This follow-up study investigated the year-round effects of a four-week randomized controlled trial using different types of feedback on employees’ physical activity, including a need-supportive coach intervention.
Participants (n = 227) were randomly assigned to a Minimal Intervention Group (MIG; no feedback), a Pedometer Group (PG; feedback on daily steps only), a Display Group (DG; feedback on daily steps, on daily moderate-to-vigorous physical activity [MVPA] and on total energy expenditure [EE]), or a Coaching Group (CoachG; same as DG with need supportive coaching). Daily physical activity level (PAL; Metabolic Equivalent of Task [MET]), number of daily steps, daily minutes of moderate to vigorous physical activity (MVPA), active daily EE (EE > 3 METs) and total daily EE were measured at five time points: before the start of the 4-week intervention, one week after the intervention, and 3, 6, and 12 months after the intervention.

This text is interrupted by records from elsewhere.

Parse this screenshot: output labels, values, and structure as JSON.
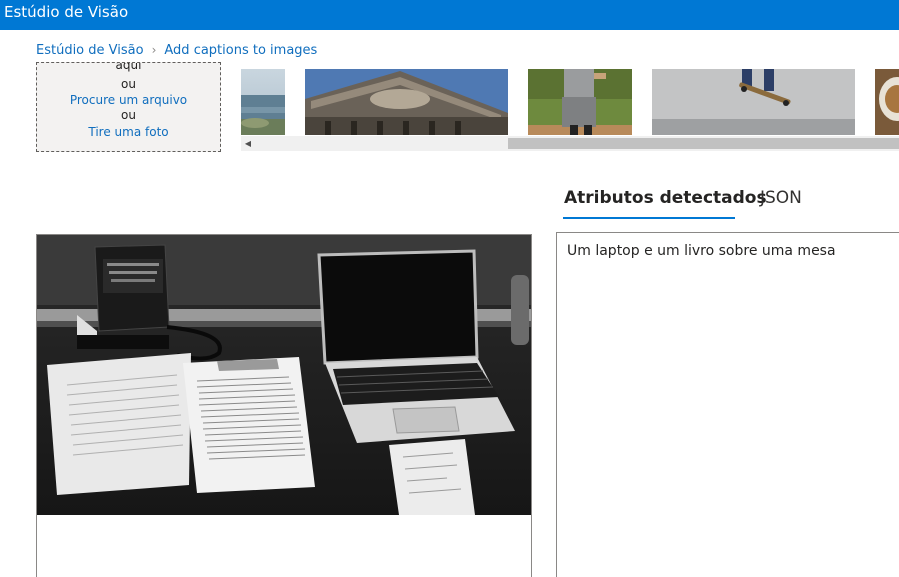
{
  "app": {
    "title": "Estúdio de Visão"
  },
  "breadcrumb": {
    "home": "Estúdio de Visão",
    "separator": "›",
    "current": "Add captions to images"
  },
  "upload": {
    "line1": "aqui",
    "or1": "ou",
    "browse": "Procure um arquivo",
    "or2": "ou",
    "camera": "Tire uma foto"
  },
  "gallery": {
    "thumbnails": [
      "ocean-shore",
      "building-facade",
      "baseball-player",
      "skateboarder",
      "food-plate"
    ]
  },
  "tabs": {
    "attributes": "Atributos detectados",
    "json": "JSON"
  },
  "result": {
    "caption": "Um laptop e um livro sobre uma mesa"
  },
  "colors": {
    "accent": "#0078d4",
    "link": "#106ebe"
  }
}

For minutes of MVPA, MIG showed higher mean change scores compared with the DG. For steps and daily minutes of MVPA, significantly lower mean change scores emerged for MIG compared with the PG. Participants of the CoachG showed significantly higher change scores in PAL, steps, minutes of MVPA, active EE, total EE compared with the MIG. As hypothesized, participants of the CoachG had significantly higher mean change scores in PAL and total EE compared with groups that only received feedback. However, no significant differences were found for steps, minutes of MVPA and active EE between CoachG and PG.
Receiving additional need-supportive coaching resulted in a higher PAL and active EE compared with measurement (display) feedback only. These findings suggest to combine feedback on physical activity with personal coaching in order to facilitate long-term behavioral change. When it comes to increasing steps, minutes of MVPA or active EE, a pedometer constitutes a sufficient tool.
Clinical Trails.gov NCT01432327. Date registered: 12 September 2011.